Linear Regression
Congratulations — this is an important milestone.
Up to Lesson 15, we focused on foundations: data, math, probability, evaluation, and model behavior.
Now we officially start Machine Learning algorithms with the most fundamental one: Linear Regression.
What Is Linear Regression?
Linear Regression is a supervised machine learning algorithm used to predict a continuous value.
It learns a relationship between input features and a numerical output.
In simple words:
It fits a straight line that best represents the data.
Real-World Intuition
Think about predicting house prices.
As house size increases, price usually increases as well.
Linear regression tries to capture this relationship mathematically.
Even when the relationship is not perfect, it finds the best possible line.
Mathematical Idea (Without Fear)
Linear regression follows this idea:
Prediction = (weight × feature) + bias
With multiple features, the idea becomes:
Prediction = w₁x₁ + w₂x₂ + w₃x₃ + … + b
You do NOT need to compute this manually. Libraries do it for you.
Using Our Dataset
We continue using the same dataset introduced earlier:
Dataplexa ML Housing & Customer Dataset
In this lesson, we assume a target such as house_price or a similar numerical column.
(If your dataset uses a different numeric target, the logic remains exactly the same.)
Preparing Data for Linear Regression
We separate features and target, then split data into training and testing sets.
import pandas as pd
from sklearn.model_selection import train_test_split
from sklearn.linear_model import LinearRegression
df = pd.read_csv("dataplexa_ml_housing_customer_dataset.csv")
X = df.drop("house_price", axis=1)
y = df["house_price"]
X_train, X_test, y_train, y_test = train_test_split(
X, y, test_size=0.2, random_state=42
)
Training the Linear Regression Model
Now we train the model using training data.
model = LinearRegression()
model.fit(X_train, y_train)
At this stage, the model has learned weights and bias internally.
Making Predictions
Once trained, the model can predict values for unseen data.

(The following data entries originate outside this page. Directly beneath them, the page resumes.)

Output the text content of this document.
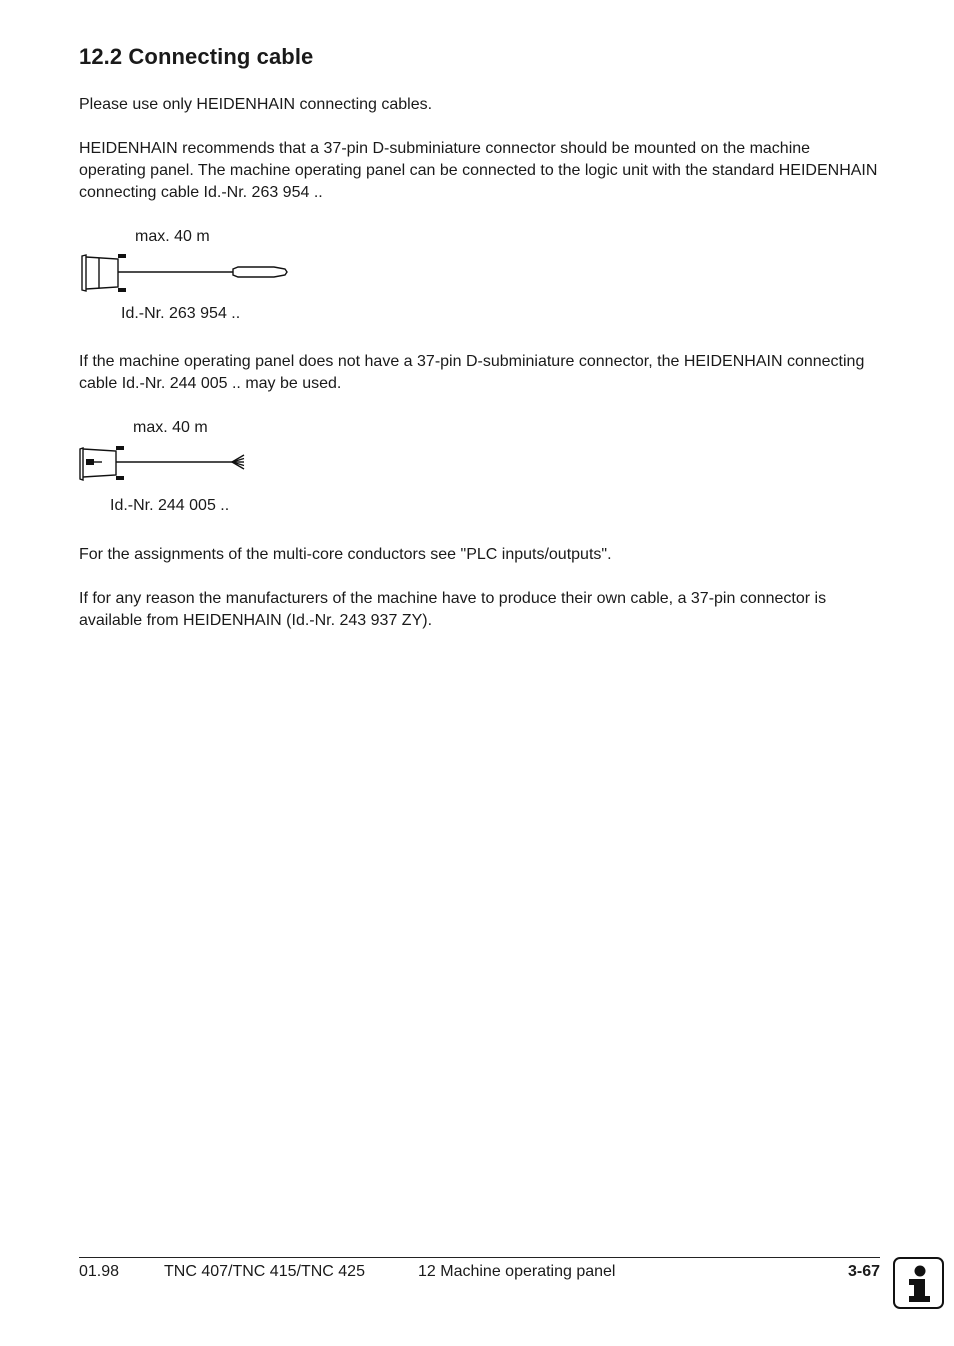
12.2 Connecting cable

Please use only HEIDENHAIN connecting cables.

HEIDENHAIN recommends that a 37-pin D-subminiature connector should be mounted on the machine operating panel. The machine operating panel can be connected to the logic unit with the standard HEIDENHAIN connecting cable Id.-Nr. 263 954 ..

max. 40 m
Id.-Nr. 263 954 ..

If the machine operating panel does not have a 37-pin D-subminiature connector, the HEIDENHAIN connecting cable Id.-Nr. 244 005 .. may be used.

max. 40 m
Id.-Nr. 244 005 ..

For the assignments of the multi-core conductors see "PLC inputs/outputs".

If for any reason the manufacturers of the machine have to produce their own cable, a 37-pin connector is available from HEIDENHAIN (Id.-Nr. 243 937 ZY).

01.98	TNC 407/TNC 415/TNC 425	12 Machine operating panel	3-67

y_pred = model.predict(X_test)
y_pred[:5]
Each value represents a predicted house price.
Understanding Coefficients
Each feature has a coefficient (weight).
A higher coefficient means that feature has more influence on prediction.
coefficients = pd.Series(model.coef_, index=X.columns)
coefficients
This helps us interpret the model.
Evaluating Linear Regression
For regression problems, we do not use accuracy.
Common metrics include:
Mean Absolute Error (MAE) Mean Squared Error (MSE) R² Score
from sklearn.metrics import mean_absolute_error, r2_score
mae = mean_absolute_error(y_test, y_pred)
r2 = r2_score(y_test, y_pred)
mae, r2
Interpreting the Results
Lower MAE means predictions are closer to actual values.
R² tells us how much variance in the target is explained by the model.
An R² close to 1 means a strong model.
Strengths of Linear Regression
Simple and fast Easy to interpret Works well for linear relationships
Limitations
Cannot capture complex nonlinear patterns Sensitive to outliers Requires assumptions to hold
Mini Practice
Think about our dataset.
Ask yourself:
Which feature should influence price the most? Would adding irrelevant features reduce performance?
Exercises
Exercise 1:
What type of problem does linear regression solve?
Exercise 2:
What does a coefficient represent?
Exercise 3:
Why don’t we use accuracy for regression?
Quick Quiz
Q1. Can linear regression handle nonlinear patterns?
Q2. Is linear regression interpretable?
In the next lesson, we will extend this idea to Logistic Regression, which is used for classification problems.